Una semana después del episodio de fuerte viento, los arrozales de Deltebre inician el camino a la recuperación. Este sábado por la mañana se han empezado a inundar en agua dulce unas 800 hectáreas que quedaron anegadas con agua de mar, una operación con que se busca extraer la sal que haya podido filtrar a la tierra. El lavado durará una semana y para hacerlo se utilizan dos canales principales que distribuyen el agua en los puntos más afectados.
El oleaje y el fuerte viento comportó la entrada de agua salada en arrozales del Fangar, así como la ruptura y la inundación de la laguna del Canal Vell. Son los dos puntos donde se han centrado las actuaciones de emergencia de la Comunidad de Regants de la Esquerra de l'Ebre, que han trabajado con el aval del Govern, que les ha encargado las obras para cerrar los puntos abiertos en el mar. Se trata de unos trabajos que el organismo ha cuantificado en 700.000 euros.
El presidente de la comunidad, Javier Casanova, insiste en que las medidas definitivas para evitar nuevas intrusiones del mar a la tierra consistirían en hacer caminos de guarda en altura, además de elementos estructurales compatibles con el espacio donde trabajan. «Un elemento importantísimo que nosotros estamos dispuestos a hacer es el mantenimiento, porque entendemos que a quien le preocupa se ocupa, y por lo tanto, nosotros estamos predispuestos a hacer este trabajo», ha añadido a la ACN.

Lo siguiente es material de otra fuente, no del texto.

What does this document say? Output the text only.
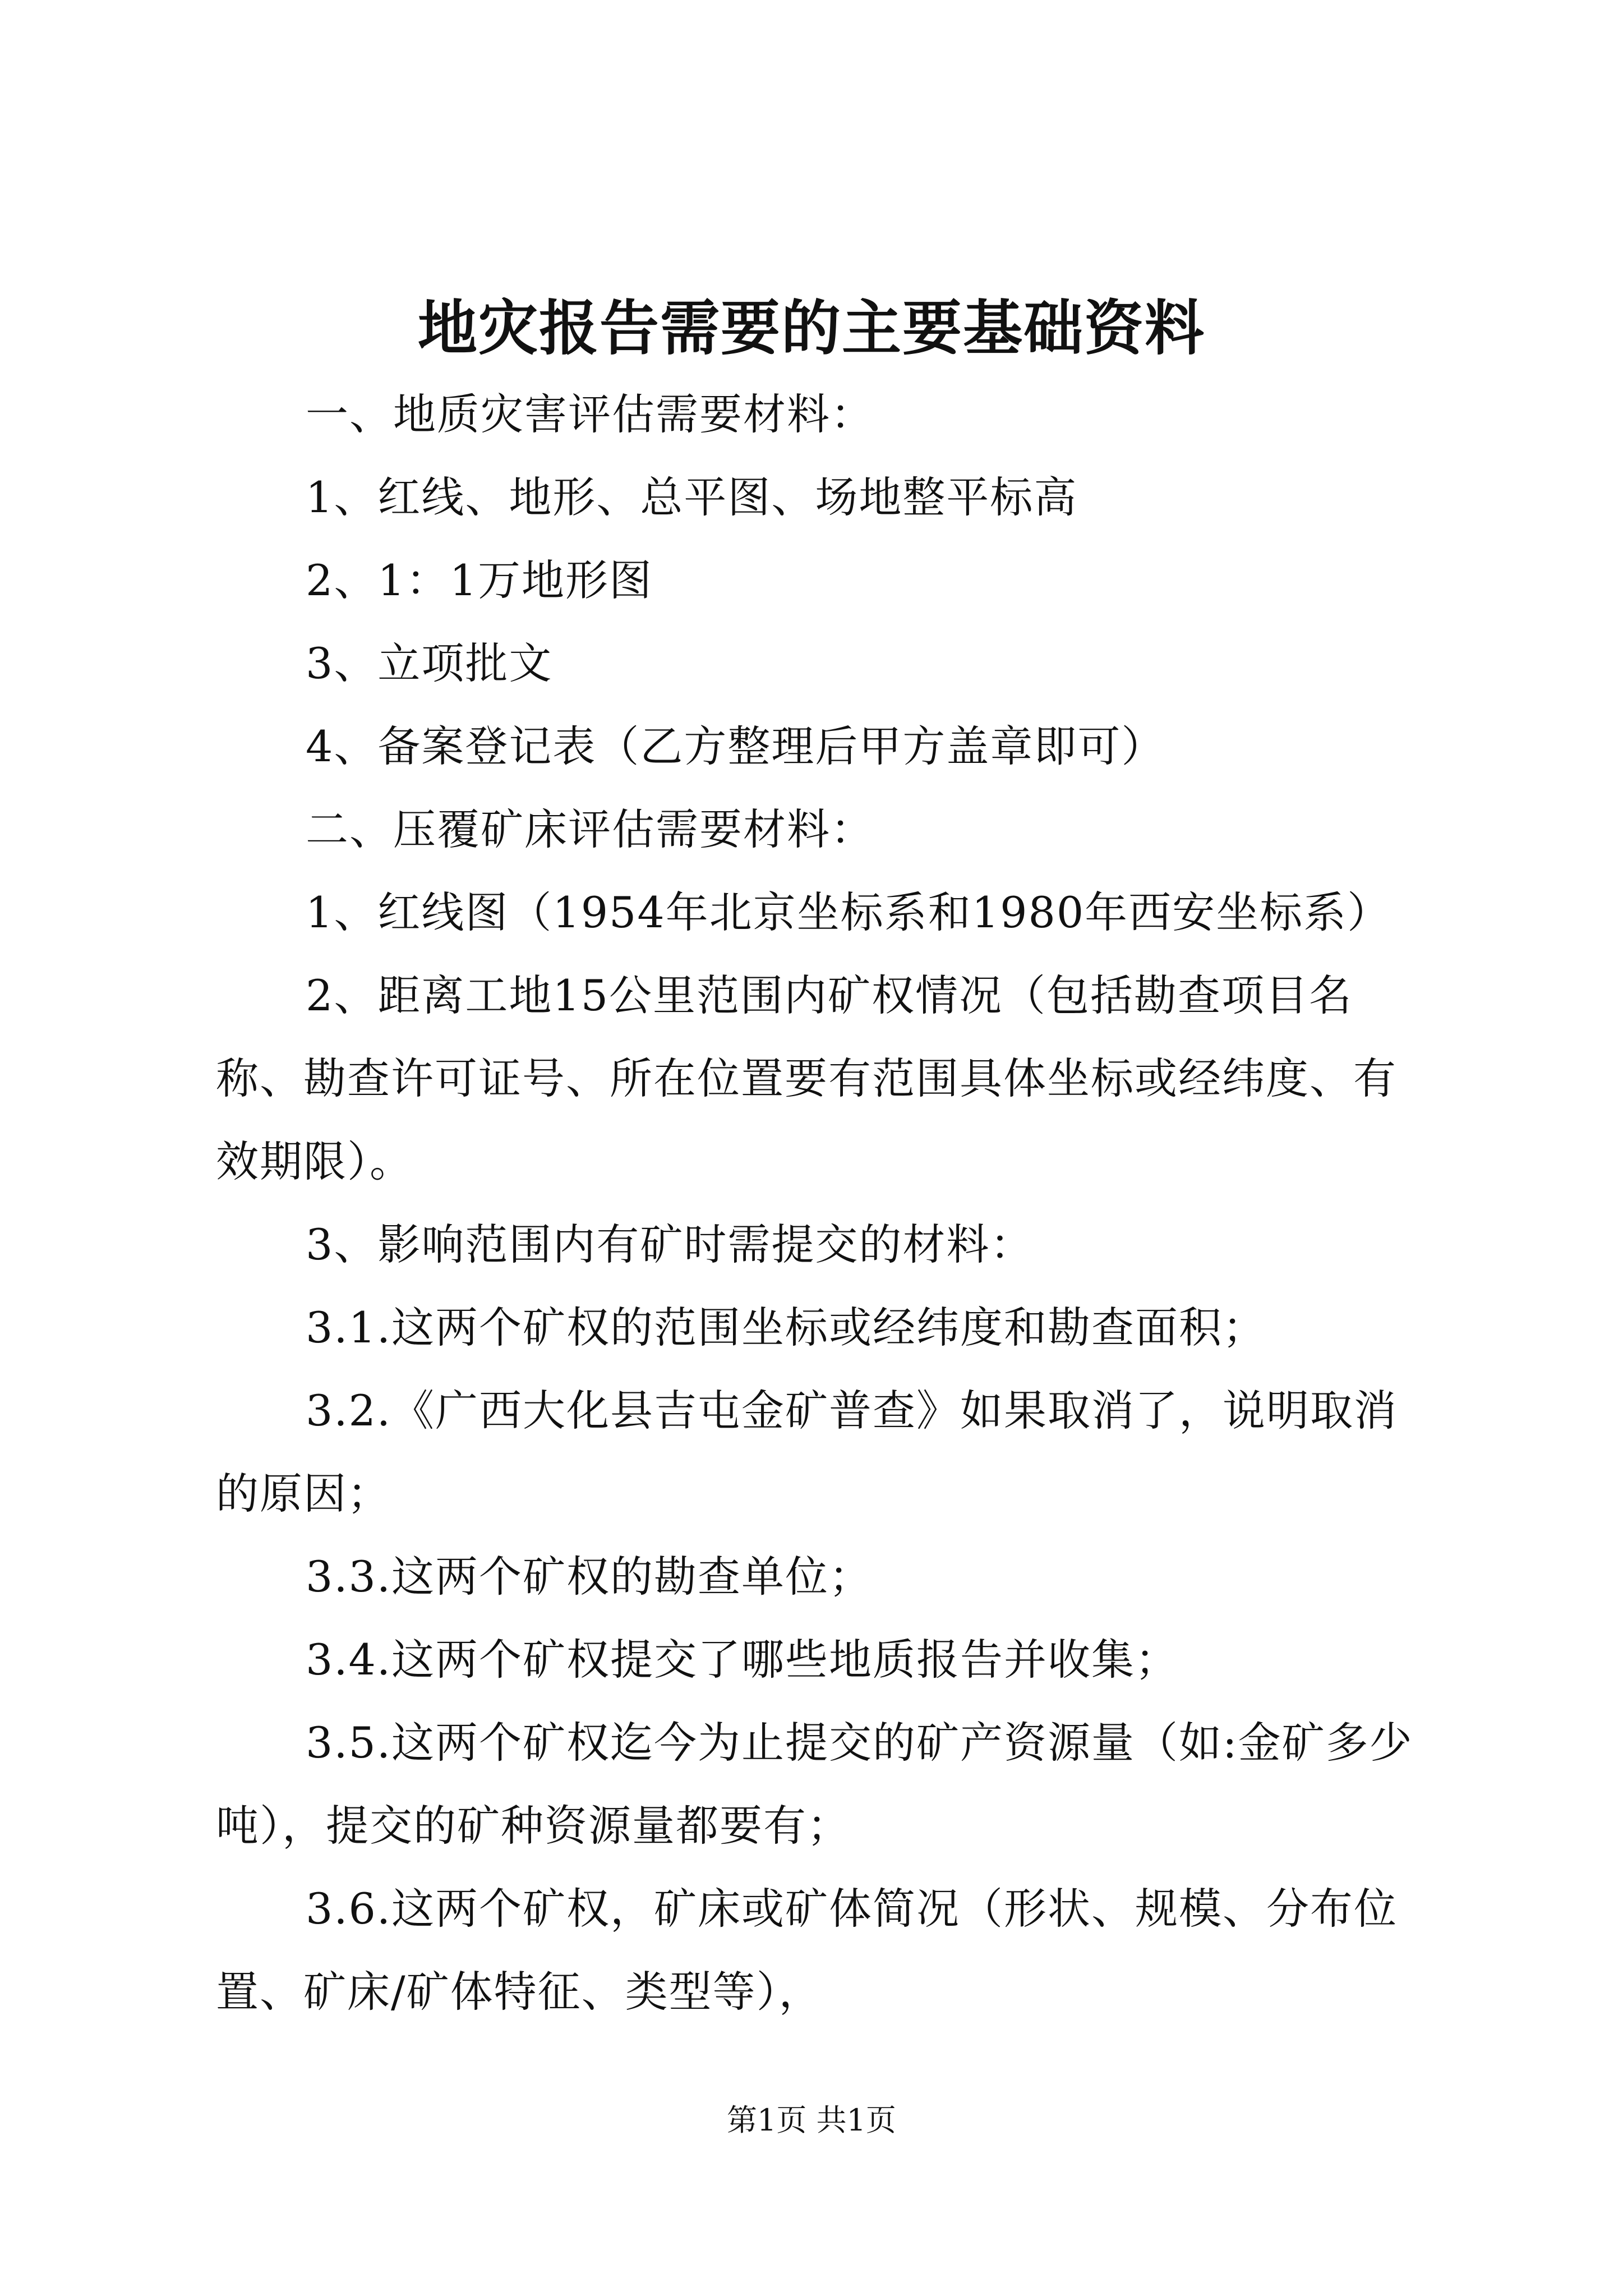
地灾报告需要的主要基础资料

一、地质灾害评估需要材料：

1、红线、地形、总平图、场地整平标高

2、1：1万地形图

3、立项批文

4、备案登记表（乙方整理后甲方盖章即可）

二、压覆矿床评估需要材料：

1、红线图（1954年北京坐标系和1980年西安坐标系）

2、距离工地15公里范围内矿权情况（包括勘查项目名称、勘查许可证号、所在位置要有范围具体坐标或经纬度、有效期限）。

3、影响范围内有矿时需提交的材料：

3.1.这两个矿权的范围坐标或经纬度和勘查面积；

3.2.《广西大化县吉屯金矿普查》如果取消了，说明取消的原因；

3.3.这两个矿权的勘查单位；

3.4.这两个矿权提交了哪些地质报告并收集；

3.5.这两个矿权迄今为止提交的矿产资源量（如:金矿多少吨），提交的矿种资源量都要有；

3.6.这两个矿权，矿床或矿体简况（形状、规模、分布位置、矿床/矿体特征、类型等），

第1页 共1页
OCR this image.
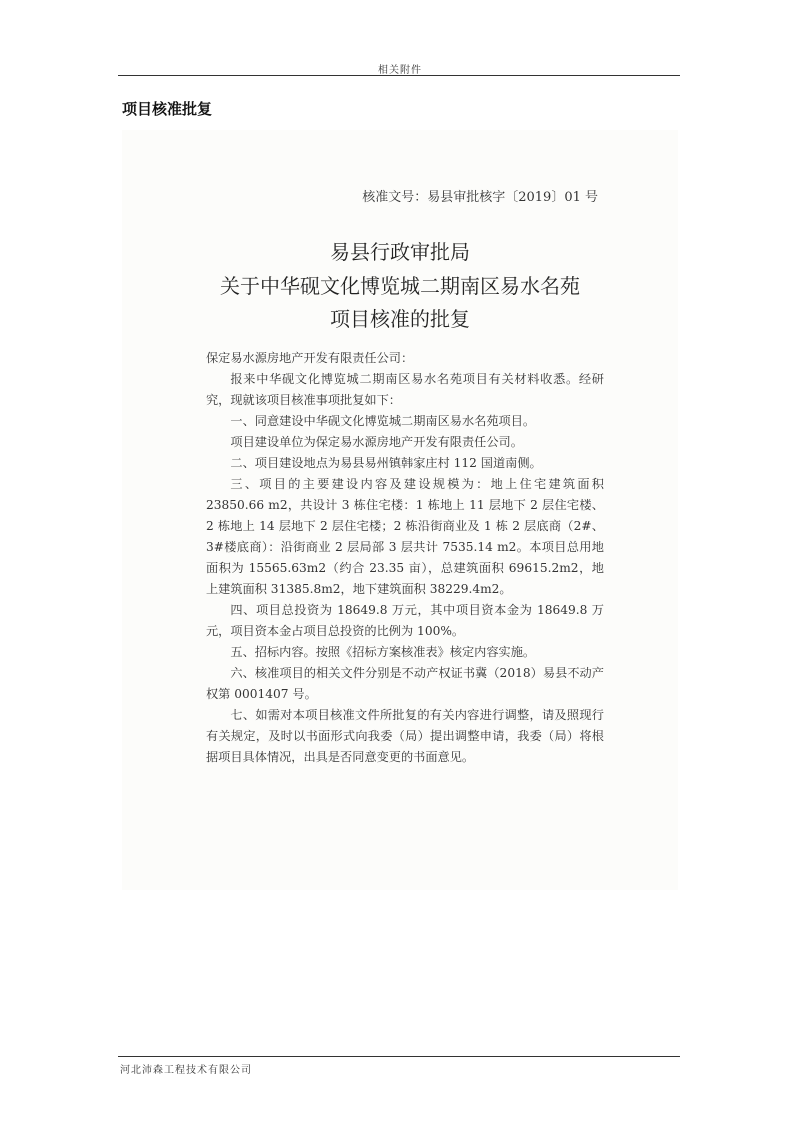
相关附件
项目核准批复
核准文号：易县审批核字〔2019〕01 号
易县行政审批局
关于中华砚文化博览城二期南区易水名苑
项目核准的批复

保定易水源房地产开发有限责任公司：

报来中华砚文化博览城二期南区易水名苑项目有关材料收悉。经研究，现就该项目核准事项批复如下：

一、同意建设中华砚文化博览城二期南区易水名苑项目。

项目建设单位为保定易水源房地产开发有限责任公司。

二、项目建设地点为易县易州镇韩家庄村 112 国道南侧。

三、项目的主要建设内容及建设规模为：地上住宅建筑面积 23850.66 m2，共设计 3 栋住宅楼：1 栋地上 11 层地下 2 层住宅楼、2 栋地上 14 层地下 2 层住宅楼；2 栋沿街商业及 1 栋 2 层底商（2#、3#楼底商）：沿街商业 2 层局部 3 层共计 7535.14 m2。本项目总用地面积为 15565.63m2（约合 23.35 亩），总建筑面积 69615.2m2，地上建筑面积 31385.8m2，地下建筑面积 38229.4m2。

四、项目总投资为 18649.8 万元，其中项目资本金为 18649.8 万元，项目资本金占项目总投资的比例为 100%。

五、招标内容。按照《招标方案核准表》核定内容实施。

六、核准项目的相关文件分别是不动产权证书冀（2018）易县不动产权第 0001407 号。

七、如需对本项目核准文件所批复的有关内容进行调整，请及照现行有关规定，及时以书面形式向我委（局）提出调整申请，我委（局）将根据项目具体情况，出具是否同意变更的书面意见。

河北沛森工程技术有限公司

Un temporal que coincide con las tareas de mantenimiento
El episodio vivido ahora hace una semana ha coincidido en el periodo que los productores dedican al mantenimiento de canales principales y los riegos, que empieza en febrero y se alarga hasta abril. Ahora, lamentan, estos trabajos sufrirán retrasos y pueden condicionar el inicio de la campaña del arroz en los campos donde se está haciendo el lavado de salinidad. «No tendremos bastante tiempo para poder hacer todas las reparaciones que teníamos previstas esta campaña», ha aseverado al coordinador del canal, Josep Turon.
Por el contrario, los regantes también se muestran a la expectativa de saber qué impacto ha tenido este episodio de fuerte viento para la plaga del caracol manzana, el cual sufre más en entornos donde hay agua marina. «El agua salada es un enemigo del caracol manzana, pero también es un enemigo para el productor. Al final las maniobras de agua salada que se hacen con caracol manzana se tienen que hacer en unos parámetros diferentes de los que se han hecho ahora. Es decir, estamos hablando de diez o doce días de agua salada, y aquí han sido cuatro o cinco días, por lo tanto, ya lo veremos», ha avisado Casanova.
En la misma línea, los productores tendrán que esperar al inicio de la campaña para tener la evaluación definitiva de los daños y los efectos agronómicos que haya podido comportar este episodio para la próxima temporada de arroz.